I don't think we're suffering from any misunderstanding. Fenders ARE stronger than Ricks. They're also really no more easy to repair if they do actually get broken - unless you mean simply replacing the neck, which most people with a Fender they really like wouldn't want either.
Speaking as a shop repairer who sees dozens of broken headstocks a year, there is no way a Rickenbacker headstock is as strong as a Fender. It may not be particularly weak, but it simply isn't as tough as a Telecaster (and a Strat very close). Ask any pro repairer about it, you'll get the same answer.
A Fender neck is almost (not quite) unbreakable because there is no back angle at the nut, so the wood grain is straight through the area immediately behind the nut, how it's strongest, and down the length of the headstock. It also doesn't have a cavity routed behind the nut for the truss rod access which takes away a substantial amount of the cross-section and weakens the neck. I've never seen a Tele with a broken headstock, ever. Not one. And only about three Strats I think - they're slightly weaker because the larger headstock gives a bit more leverage if it gets stood on or something similar. A Rickenbacker does have both a small back angle (not much, but enough) and a large truss rod cavity.

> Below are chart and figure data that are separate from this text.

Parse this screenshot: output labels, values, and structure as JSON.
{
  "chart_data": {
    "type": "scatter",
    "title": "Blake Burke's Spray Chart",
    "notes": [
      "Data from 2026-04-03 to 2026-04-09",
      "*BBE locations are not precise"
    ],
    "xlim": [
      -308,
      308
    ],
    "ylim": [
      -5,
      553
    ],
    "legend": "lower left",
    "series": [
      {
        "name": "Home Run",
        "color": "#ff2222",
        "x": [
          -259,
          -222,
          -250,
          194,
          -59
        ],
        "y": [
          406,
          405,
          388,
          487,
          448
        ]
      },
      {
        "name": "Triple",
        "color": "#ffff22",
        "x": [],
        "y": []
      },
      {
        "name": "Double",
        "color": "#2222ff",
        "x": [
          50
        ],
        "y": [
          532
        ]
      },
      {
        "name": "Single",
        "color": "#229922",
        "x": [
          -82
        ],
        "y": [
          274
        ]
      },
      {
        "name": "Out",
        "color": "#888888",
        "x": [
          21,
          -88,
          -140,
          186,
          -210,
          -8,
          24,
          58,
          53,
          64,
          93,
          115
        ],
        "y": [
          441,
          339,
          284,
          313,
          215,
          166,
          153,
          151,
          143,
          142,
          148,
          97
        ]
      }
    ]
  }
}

Likewise, if you drop or stand on your Rick's hollow body, the chances of a split are much larger than on a solid Fender - OK, this doesn't apply to a 620. And finally, even though it's a single piece on the 620 and with a very long tenon on the 300 series, the Rick neck joint is slightly weaker because the fingerboard is up so high that there is 'short grain' roughly parallel with the top surface of the body, and they CAN break off here. The Fender bolt-on neck is astonishingly strong, contrary to what you might expect - it's actually more common for the steel bolts to snap than for the wood to split.
No, I've not seen many broken Rickenbackers - and yes, Fenders can (very rarely) get broken too. But in twenty-plus years as a repairer I have seen about the same number of broken Ricks as broken Fenders (including their offshore products), and comparing the relative numbers of both there is simply no comparison! There must be literally fifty to a hundred Fenders out there for every Rick.

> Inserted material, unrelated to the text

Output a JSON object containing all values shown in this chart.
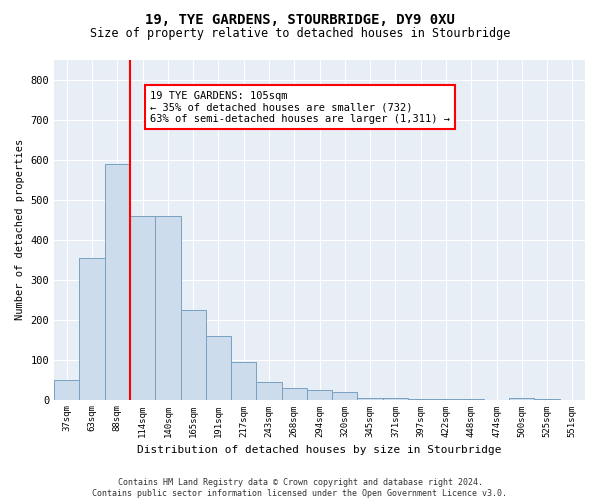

Whether you should choose a musical instrument based on it's total indestructibility or its tonal properties is another question! Mostly, I wouldn't - but I have to say that for playing rough bar gigs where gear is likely to get bashed or knocked over (or even have to get used to "fend" ;-) off punters) or travelling by air, I would pick a Fender over any other style of guitar just because it's less likely to get broken.
By the way, Gibsons with broken headstocks outnumber not just any other brand, but probably all the others put together (certainly of the 'quality' brands).